Our efforts to develop novel molecular scaffolds targeting monoamine transporter systems have led to the development of several classes of selective DAT ligands and selective SERT ligands.- Previously, we have reported on a series of derivatives of meperidine (1) that exhibited modest potency and selectivity for the SERT ()., However, unlike the prototypical SSRIs fluoxetine and paroxetine, the meperidine analogues 2 lack a secondary amine and two aromatic moieties common to the SERT pharmacophore., In light of these deficiencies it was of interest to examine this class of meperidine-based SERT ligands to determine if SERT potency could be improved and the monoamine transporter selectivity influenced by the addition of a second strategically placed aryl ring system. To this end, we envisaged a series of benzyl ester normeperidine derivatives 3 that would be similar to the SERT pharmacophore. As illustrated in , the alignment of predicted favorable solvated conformers of benzyl normeperidine 3, fluoxetine and paroxetine suggested that appropriately substituted normeperidine benzyl esters should exhibit high affinity for the SERT. A normeperidine benzyl ester 3 that exhibited potent SERT affinity could then be evaluated at other monoamine transporters or serotonin receptors to determine the potential focus for medication development (e.g. SSRI, TUI, duel SSRI/5-HT1A antagonists). Herein we report the synthesis and monoamine transporter affinity of novel benzyl ester meperidine and normeperidine derivatives.
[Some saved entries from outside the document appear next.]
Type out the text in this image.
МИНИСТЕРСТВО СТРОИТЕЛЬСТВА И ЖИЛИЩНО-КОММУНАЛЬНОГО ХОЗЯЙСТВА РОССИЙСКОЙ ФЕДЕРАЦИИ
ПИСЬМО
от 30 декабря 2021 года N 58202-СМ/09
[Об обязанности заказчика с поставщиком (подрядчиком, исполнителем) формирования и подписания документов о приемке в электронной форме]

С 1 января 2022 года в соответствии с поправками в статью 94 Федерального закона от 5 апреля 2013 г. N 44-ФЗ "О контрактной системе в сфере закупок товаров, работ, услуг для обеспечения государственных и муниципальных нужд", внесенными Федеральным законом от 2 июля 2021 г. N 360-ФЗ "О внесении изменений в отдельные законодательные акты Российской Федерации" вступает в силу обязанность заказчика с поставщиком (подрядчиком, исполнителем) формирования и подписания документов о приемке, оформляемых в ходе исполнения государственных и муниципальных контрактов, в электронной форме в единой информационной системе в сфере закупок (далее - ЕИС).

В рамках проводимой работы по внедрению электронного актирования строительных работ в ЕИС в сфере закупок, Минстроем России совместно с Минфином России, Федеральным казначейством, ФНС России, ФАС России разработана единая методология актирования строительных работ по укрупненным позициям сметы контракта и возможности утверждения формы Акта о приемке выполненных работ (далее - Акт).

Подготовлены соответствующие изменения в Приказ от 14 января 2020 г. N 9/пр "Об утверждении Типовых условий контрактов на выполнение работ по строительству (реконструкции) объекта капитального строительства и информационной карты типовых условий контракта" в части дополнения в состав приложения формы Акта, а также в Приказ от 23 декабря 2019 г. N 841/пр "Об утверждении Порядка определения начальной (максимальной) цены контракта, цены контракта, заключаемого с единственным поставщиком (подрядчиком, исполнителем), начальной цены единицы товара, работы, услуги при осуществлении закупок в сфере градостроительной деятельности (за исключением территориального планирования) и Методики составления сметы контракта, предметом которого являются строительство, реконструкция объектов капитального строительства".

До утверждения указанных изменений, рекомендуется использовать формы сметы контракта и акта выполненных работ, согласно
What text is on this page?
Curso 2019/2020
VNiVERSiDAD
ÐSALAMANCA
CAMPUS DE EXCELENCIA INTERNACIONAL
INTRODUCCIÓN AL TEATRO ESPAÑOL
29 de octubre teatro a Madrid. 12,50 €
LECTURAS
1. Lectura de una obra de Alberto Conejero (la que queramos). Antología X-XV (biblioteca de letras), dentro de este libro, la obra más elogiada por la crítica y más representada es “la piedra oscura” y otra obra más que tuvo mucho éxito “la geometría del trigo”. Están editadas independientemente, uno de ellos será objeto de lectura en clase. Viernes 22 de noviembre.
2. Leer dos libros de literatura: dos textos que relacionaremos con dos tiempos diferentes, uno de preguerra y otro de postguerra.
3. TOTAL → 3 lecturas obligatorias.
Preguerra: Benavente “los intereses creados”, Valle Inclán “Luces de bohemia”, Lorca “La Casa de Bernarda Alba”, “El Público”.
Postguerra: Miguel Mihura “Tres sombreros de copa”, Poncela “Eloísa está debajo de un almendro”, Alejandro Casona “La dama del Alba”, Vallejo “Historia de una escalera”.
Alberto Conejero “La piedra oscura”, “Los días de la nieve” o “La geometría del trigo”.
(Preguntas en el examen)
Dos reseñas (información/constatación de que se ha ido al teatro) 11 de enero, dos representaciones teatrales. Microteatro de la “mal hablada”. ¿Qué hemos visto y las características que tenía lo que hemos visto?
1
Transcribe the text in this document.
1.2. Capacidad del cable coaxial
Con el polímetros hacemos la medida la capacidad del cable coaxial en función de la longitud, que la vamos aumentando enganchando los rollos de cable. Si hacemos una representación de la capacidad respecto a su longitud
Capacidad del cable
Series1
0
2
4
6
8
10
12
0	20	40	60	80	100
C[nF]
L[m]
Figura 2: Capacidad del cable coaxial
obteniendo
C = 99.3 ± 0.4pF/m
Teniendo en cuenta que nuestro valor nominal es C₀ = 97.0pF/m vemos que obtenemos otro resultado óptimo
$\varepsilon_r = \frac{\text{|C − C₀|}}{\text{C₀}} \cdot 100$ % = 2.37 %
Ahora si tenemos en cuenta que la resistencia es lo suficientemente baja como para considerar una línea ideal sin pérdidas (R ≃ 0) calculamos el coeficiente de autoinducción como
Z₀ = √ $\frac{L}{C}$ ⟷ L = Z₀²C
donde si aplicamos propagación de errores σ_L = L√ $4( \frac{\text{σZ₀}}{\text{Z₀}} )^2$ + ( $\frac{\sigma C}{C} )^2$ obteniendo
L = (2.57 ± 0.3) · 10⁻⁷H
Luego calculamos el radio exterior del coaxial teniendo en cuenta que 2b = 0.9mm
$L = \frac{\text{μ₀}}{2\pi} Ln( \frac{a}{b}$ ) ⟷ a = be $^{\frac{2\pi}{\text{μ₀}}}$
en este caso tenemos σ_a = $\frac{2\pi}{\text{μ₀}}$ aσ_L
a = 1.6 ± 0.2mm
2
Synthesis of carnitine benzyl esters as prodrugs | …
Based upon previous structure-activity studies of meperidine analogues, we focused on four 4-aryl (Ar1) piperidine scaffolds (Ar1 = 3,4-dichlorophenyl, 4-Ph-Ph, 4-I-Ph, 2-naphthyl). Previous studies had shown these aryl groups to contribute to the high potency and selectivity at SERT observed for the meperidine ethyl ester derivatives 2a-d () as well as a variety of piperidine and tropane derivatives.- As illustrated in , an initial series of normeperidine derivatives 4 were prepared from the corresponding ethyl esters 2 using 1-chloroethyl chloroformate (ACE-Cl). This two-step one-pot processs typically afforded the normeperidine derivatives 4 in 59% - 73% yield. The benzyl ester derivatives were prepared from the corresponding nitriles 5 () that were readily available using synthetic methods previously reported from our laboratory. Hydrolysis of the nitrile moiety of 5 was achieved in a methanolic solution of sodium hydroxide (25% wt) at reflux, followed by an acidic work-up (2N HCl) to afford the carboxylic acids 6 as the hydrochloride salts in >90% yield. Without purification, the carboxylic acids 6 were converted into the acid chlorides 7 with thionyl chloride and then treated with the appropriately substituted benzyl alcohol under phase-transfer conditions. This furnished the benzyl esters 8-11 in 25-62% yield for the two-step process. The normeperidine analogues 12-15 were then prepared in 70-85% yield using ACE-CI procedure described above.